Handling Database Scaleup: While PlanBouquet is inherently robust to changes in data distribution,
since these changes only shift the location of qa in the ESS, the same is not true with regard to database scale-up. That is, if the database size increases significantly, then the original ESS no longer covers the entire error space. An obvious solution to handle this problem is to recompute the bouquet from scratch, but most of the processing may turn out to be redundant. Therefore, the development of incremental and efficient techniques for bouquet maintenance is essential for catering to dynamic databases.
Query Graph-sensitive Robustness: The robustness techniques that have been developed in the
literature thus far are largely agnostic to the specifics of the join graph of the query under consideration. That is, whether the graph is a chain, cycle, star, clique, etc. with regard to its structure. It appears quite logical to expect that this information could be gainfully used to improve the robustness of the resulting execution – for instance, it should be simpler to assure good performance for chain queries, where the optimization choices are limited, as opposed to star queries.
Geometries of Plan Cost Functions: Most of the prior work has only assumed that plan cost functions are monotonic with regard to selectivities. However, in practice, the functions often exhibit greater regularity in their behavior – for example, the Bounded Cost Growth property, recently leveraged in,  to ensure bounded suboptimalities of the Parametric Query Optimization choices. In BCG, the relative increase of plan costs is modeled as a low-order polynomial function of the relative increase in plan selectivities. A stronger constraint that has also been found to be generally true in practice is to assume concavity in cost functions, wherein they exhibit monotonically non-increasing slopes. Such constraints can be utilized to improve the robustness of the query processing solutions.
Dimensionality Reduction of the ESS: An important question is what predicates constitute the ESSin the PlanBouquet framework. A simple conservative option would be to assign all predicates (filter, join, projection) to be uncertain, but this would needlessly increase the MSO guarantee. Therefore, an interesting exercise would be to use a combination of domain knowledge, query logs, cost behavior and machine learning techniques to reduce the number of dimensions to the bare minimum required in the ESS.
Portable MSO Guarantees: The PlanBouquet formulation, while breaking new ground, suffers from a systemic drawback – the specific value of p, and therefore the bound, is a function of not only the query, but also the optimizer’s behavioral profile over the underlying database platform (including data contents, physical schema, hardware configuration, etc. ). As a result, there are adverse consequences: (i) The bound value becomes highly variable, depending on the specifics of the current operating environment (ii) It becomes infeasible to compute the value without substantial investments in preprocessing overheads; and (iii) Ensuring a bound that is small enough to be of practical value, is contingent on the heuristic of “anorexic reduction”  holding true.
In a recent work  , we have made initial progress on addressing the above limitations.
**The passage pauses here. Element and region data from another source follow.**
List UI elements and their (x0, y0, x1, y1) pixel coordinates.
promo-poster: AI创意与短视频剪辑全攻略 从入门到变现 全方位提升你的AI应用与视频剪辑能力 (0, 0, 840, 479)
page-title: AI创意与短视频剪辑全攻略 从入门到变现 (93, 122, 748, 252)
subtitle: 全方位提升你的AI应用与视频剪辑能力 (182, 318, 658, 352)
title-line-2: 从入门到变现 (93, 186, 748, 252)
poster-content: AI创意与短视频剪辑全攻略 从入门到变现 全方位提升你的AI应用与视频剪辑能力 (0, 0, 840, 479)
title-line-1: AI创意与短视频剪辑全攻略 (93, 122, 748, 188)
Specifically, we have presented an algorithm called SpillBound, which achieves portable MSO guarantees. That is, its MSO bound is only a function of D, the dimensionality of the ESS. However, the function is quadratic in D, which means that MSO values rapidly increase with increasing dimensionality. Therefore, an interesting future problem is to investigate whether it would be feasible to provide portable MSO bounds that are linear in D.
Machine Learning Techniques for Component Selection: We advocate that the database engine should have a multiplicity of components that separately but cooperatively cater to the various query processing environments. An obvious question that arises with such an architecture is how to determine the specific environment that is currently operational, and hence the associated component. We are of the view that machine learning techniques could be used to judiciously make this choice, similar to the exercise recently carried out in  in the context of analytical data flows.
Graceful Performance Degradation: A major problem faced in real deployments is the presence of “performance cliffs”, where the performance suddenly degrades precipitously although there has only been a minor change in the operational environment. This is particularly true with regard to hardware resources, such as memory. So, an important future challenge is to design algorithms that provably degrade gracefully with regard to all their performance related parameters.
In closing, we would like to use this platform to reiterate that there are a host of conceptually challenging and eminently practical problems to be addressed in the database query processing domain – it is our earnest hope that this article would encourage at least a few readers, especially young students, to investigate further and take the field forward.